Beranda / Romansa / Di Balik Kemudi Sang Pemegang Kendali / BAB 6 : Membuatnya Tak Bisa Bernapas

Share

BAB 6 : Membuatnya Tak Bisa Bernapas

Penulis: reefisme
last update Terakhir Diperbarui: 2025-02-10 19:39:06

Catelyn terkejut. "Apa?!"

Nielson sungguh-sungguh tega padanya!

Petugas keamanan lalu menatap Catelyn dengan curiga. "Benarkah begitu, Nona?"

Catelyn tahu, ia dalam masalah besar jika benar-benar ketahuan dirinya menyelinap masuk ke acara ini.

Tanpa berpikir panjang, ia spontan berbalik dan melarikan diri.

"Nona, berhenti!" seru petugas keamanan.

Namun Catelyn sudah lebih dulu menerobos kerumunan, berlari keluar dari ballroom dengan napas memburu.

Ia tidak bisa tertangkap.

Tidak malam ini.

Catelyn terus berlari serampangan, tidak tahu ke mana arah tujuannya.

Jantungnya berdentum kencang, napasnya tersengal-sengal. Sekilas, ia menoleh ke belakang—lebih dari satu petugas keamanan kini mengejarnya.

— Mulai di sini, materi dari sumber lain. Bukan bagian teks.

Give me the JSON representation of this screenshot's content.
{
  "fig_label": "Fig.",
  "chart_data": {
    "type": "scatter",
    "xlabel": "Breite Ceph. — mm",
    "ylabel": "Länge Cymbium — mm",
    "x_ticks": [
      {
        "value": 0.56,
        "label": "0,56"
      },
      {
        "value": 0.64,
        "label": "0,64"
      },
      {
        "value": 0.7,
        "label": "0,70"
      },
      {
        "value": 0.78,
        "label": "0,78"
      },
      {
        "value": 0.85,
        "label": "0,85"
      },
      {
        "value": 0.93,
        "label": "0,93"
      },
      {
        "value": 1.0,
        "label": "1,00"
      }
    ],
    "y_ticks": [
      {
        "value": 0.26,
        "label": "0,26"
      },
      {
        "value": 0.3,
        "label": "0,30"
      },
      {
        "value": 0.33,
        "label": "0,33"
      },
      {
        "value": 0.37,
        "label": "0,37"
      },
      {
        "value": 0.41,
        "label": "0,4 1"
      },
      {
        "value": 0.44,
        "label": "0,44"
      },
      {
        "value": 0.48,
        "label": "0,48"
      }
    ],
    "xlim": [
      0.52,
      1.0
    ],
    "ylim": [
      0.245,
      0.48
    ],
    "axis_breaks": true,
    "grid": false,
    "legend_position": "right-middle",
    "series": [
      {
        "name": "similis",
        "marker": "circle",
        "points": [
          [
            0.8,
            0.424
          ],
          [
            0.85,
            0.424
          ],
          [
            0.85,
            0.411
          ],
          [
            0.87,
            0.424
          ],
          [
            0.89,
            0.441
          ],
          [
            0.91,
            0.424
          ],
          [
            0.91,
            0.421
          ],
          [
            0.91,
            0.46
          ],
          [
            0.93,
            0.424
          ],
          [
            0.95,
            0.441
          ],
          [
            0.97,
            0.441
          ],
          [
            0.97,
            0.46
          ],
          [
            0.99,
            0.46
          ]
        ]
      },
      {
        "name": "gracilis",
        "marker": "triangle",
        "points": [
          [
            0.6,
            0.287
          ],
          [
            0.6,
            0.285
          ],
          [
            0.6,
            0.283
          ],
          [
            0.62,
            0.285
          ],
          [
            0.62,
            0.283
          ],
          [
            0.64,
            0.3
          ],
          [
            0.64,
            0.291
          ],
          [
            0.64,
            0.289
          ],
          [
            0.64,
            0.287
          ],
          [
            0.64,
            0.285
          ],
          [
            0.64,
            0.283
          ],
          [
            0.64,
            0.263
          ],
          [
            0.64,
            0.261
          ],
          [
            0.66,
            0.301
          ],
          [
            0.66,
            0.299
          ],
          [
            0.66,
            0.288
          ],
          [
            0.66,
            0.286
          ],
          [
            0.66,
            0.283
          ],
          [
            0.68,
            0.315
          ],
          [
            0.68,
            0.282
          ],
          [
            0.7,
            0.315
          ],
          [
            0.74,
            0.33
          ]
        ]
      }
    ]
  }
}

Tidak. Ia tidak boleh tertangkap. Jika itu terjadi, hidupnya akan semakin hancur.

Ia tahu, ia akan berakhir di penjara jika sampai mereka berhasil menangkap dirinya. Hidupnya sudah buruk saat ini, ia tidak bisa menambahkan hal lain dalam daftar.

Di sepanjang koridor, Catelyn  menerobos lorong hotel yang panjang, air mata menggenang di pelupuk matanya.

Dalam kepanikan itu, ingatan tentang masa lalu di Basalt melintas di benaknya.

Di kota kecil itu, hidupnya sederhana, tapi penuh kehangatan. Ia memiliki kakak-kakak yang menyayanginya, melindunginya sejak kecil setelah orang tua mereka meninggal saat ia berusia sembilan tahun.

Kehidupan saat itu begitu membuat dirinya bahagia dengan hubungan yang hangat di dalam keluarga.

Selalu seperti itu, sampai ia menerima pernyataan cinta Nielson Stokes saat mereka di masa menengah atas.

Catelyn ingat, bagaimana kemudian dirinya kerap berdebat bahkan bertengkar dengan kakak-kakaknya karena mereka tidak menyukai Nielson.

Catelyn yang lugu.

Catelyn yang teramat naif.

Catelyn yang bodoh, yang ternyata hanya dimanfaatkan oleh Nielson Stokes dan keluarganya.

"Kakak… maafkan aku," gumamnya lirih di tengah napasnya yang memburu. "Lain kali, aku akan benar-benar mendengarkan nasihat kalian. Maafkan aku…"

Ia terus berlari, mencari tempat bersembunyi.

Catelyn terus berlari, mencari celah, hingga matanya menangkap satu pintu kamar hotel di sisi kiri yang sedikit terbuka.

Tanpa berpikir panjang, ia mempercepat lari dan menerjang masuk.

Brak!

Ia mendorong sosok yang membuka pintu itu ke dalam kamar, lalu buru-buru menutup pintu di belakangnya dengan napas terengah-engah.

Namun, ia sama sekali tidak menyadari satu hal—tubuhnya kini menempel erat pada pria yang barusan ia terjang.

Ia baru menyadari sesuatu yang aneh ketika ia mendengar suara rendah yang begitu dekat, "Nona―"

Namun Catelyn tidak memberi pria itu kesempatan berbicara lebih jauh.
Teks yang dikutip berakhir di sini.